There are plasma lamps with knobs for adjusting the power supplied to the "dancing lightning": at the lowest power, only one thin luminous thread is formed inside the lamp.

If the power is gradually increased, the thread will become brighter and brighter, finally, when one thread is overflowed with the energy supplied through it, the second thread will appear at that moment, and they will begin to repel each other like the same charges.

The luminous filaments are thin, since the magnetic fields surrounding them have a magnetohydrodynamic effect such as self-focusing: the intrinsic magnetic field of the plasma channel creates a force acting on its compression.

The inventor of the first prototype of the device, which we today call a plasma lamp, was a scientist Nikola Tesla (1856-1943), American electrical engineer, a native of the Austrian Empire.
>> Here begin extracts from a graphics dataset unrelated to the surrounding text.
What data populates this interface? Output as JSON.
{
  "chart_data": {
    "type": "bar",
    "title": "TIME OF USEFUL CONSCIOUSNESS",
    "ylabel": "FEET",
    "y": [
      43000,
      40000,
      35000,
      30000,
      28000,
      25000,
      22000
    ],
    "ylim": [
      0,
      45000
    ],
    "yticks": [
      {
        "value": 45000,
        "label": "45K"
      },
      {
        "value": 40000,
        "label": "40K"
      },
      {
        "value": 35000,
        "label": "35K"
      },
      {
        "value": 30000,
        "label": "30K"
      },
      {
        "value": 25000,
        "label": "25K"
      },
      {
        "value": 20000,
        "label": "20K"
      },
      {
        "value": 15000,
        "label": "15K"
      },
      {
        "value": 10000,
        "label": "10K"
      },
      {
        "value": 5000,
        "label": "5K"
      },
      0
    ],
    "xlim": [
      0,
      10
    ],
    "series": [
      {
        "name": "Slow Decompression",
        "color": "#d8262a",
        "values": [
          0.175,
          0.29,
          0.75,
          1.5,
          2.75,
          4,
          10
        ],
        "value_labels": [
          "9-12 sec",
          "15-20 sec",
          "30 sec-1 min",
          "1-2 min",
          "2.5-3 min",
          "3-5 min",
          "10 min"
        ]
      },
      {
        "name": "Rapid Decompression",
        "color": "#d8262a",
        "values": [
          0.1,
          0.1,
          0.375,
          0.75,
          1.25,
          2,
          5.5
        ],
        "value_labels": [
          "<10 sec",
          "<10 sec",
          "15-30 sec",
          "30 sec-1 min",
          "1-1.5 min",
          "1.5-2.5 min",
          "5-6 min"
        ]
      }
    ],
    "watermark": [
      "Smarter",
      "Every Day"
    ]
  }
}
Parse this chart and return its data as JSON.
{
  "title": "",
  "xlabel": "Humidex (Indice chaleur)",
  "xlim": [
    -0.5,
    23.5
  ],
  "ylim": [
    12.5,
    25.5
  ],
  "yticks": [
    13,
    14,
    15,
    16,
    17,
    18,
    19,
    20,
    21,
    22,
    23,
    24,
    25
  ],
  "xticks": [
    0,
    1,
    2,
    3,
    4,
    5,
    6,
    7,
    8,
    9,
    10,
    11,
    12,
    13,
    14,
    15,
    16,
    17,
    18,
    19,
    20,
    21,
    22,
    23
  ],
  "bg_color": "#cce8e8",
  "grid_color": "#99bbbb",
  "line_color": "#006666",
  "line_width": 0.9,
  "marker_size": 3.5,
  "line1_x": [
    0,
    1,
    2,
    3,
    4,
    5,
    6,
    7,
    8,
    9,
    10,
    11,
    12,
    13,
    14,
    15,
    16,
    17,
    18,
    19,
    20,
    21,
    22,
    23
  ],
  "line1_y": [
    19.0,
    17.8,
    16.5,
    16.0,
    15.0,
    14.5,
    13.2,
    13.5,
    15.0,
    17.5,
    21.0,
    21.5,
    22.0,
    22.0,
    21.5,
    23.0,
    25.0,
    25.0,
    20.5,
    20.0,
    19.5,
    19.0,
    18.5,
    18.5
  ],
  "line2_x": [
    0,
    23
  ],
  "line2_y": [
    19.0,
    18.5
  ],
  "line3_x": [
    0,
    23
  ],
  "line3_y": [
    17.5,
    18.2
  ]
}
In US patent No. 514170 of 1894, the lamp, although it is called an "electric light source", is nevertheless a fundamental difference from a conventional incandescent lamp. Tesla proposed a fundamentally new lamp - a lamp with one electrode, which would be powered from Tesla high voltage resonant transformer.

The popularizer of the idea of ​​a plasma lamp as a decorative lamp in the shape of a ball (the commercial idea of ​​a "plasma globe") was in the 1970s, the inventor from Pennsylvania, James Falk (born 1954).

In his time, unlike the times when Tesla worked on his lamp, the technology of creating gas mixtures of various compositions (based on xenon, neon and krypton) has already appeared, allowing to obtain plasma of various colors in flasks.

The glow here is created due to the corona discharge in the gas, practically caused by the current through the capacitance in the lamp-air-ground circuit. As the ground for the high-voltage source of the lamp, a zero potential point is used, which is available when the device is powered from the outlet.

It is believed that when a person touches the glass of a working lamp with his finger, the energy flow goes through the body, as if it had a resistance of 1000 Ohms and was connected in series with a capacitor of 150 pF (the glass of the bulb acts as a dielectric).It does not kill a person, since the current of a plasma lamp is quite high-frequency.

One way or another, in contact with the plasma lamp, observe safety measures. The fact is that an alternating electric field acts not only in the wires of a high-voltage lamp source, but also outside the bulb.

A metal object located near the lamp will become electrified by an alternating electric field, and touching such an object can cause a slight electric shock and even a burn. If a person, touching the lamp, accidentally turns out to be grounded, for example, holding on to the battery, he will receive an electric shock.

In addition, no electronic devices should be placed near a working plasma lamp, because any electronics is afraid of induced electric currents, and will easily fail if it gets into an alternating electric field of high tension, the source of which is the electrode inside the lamp.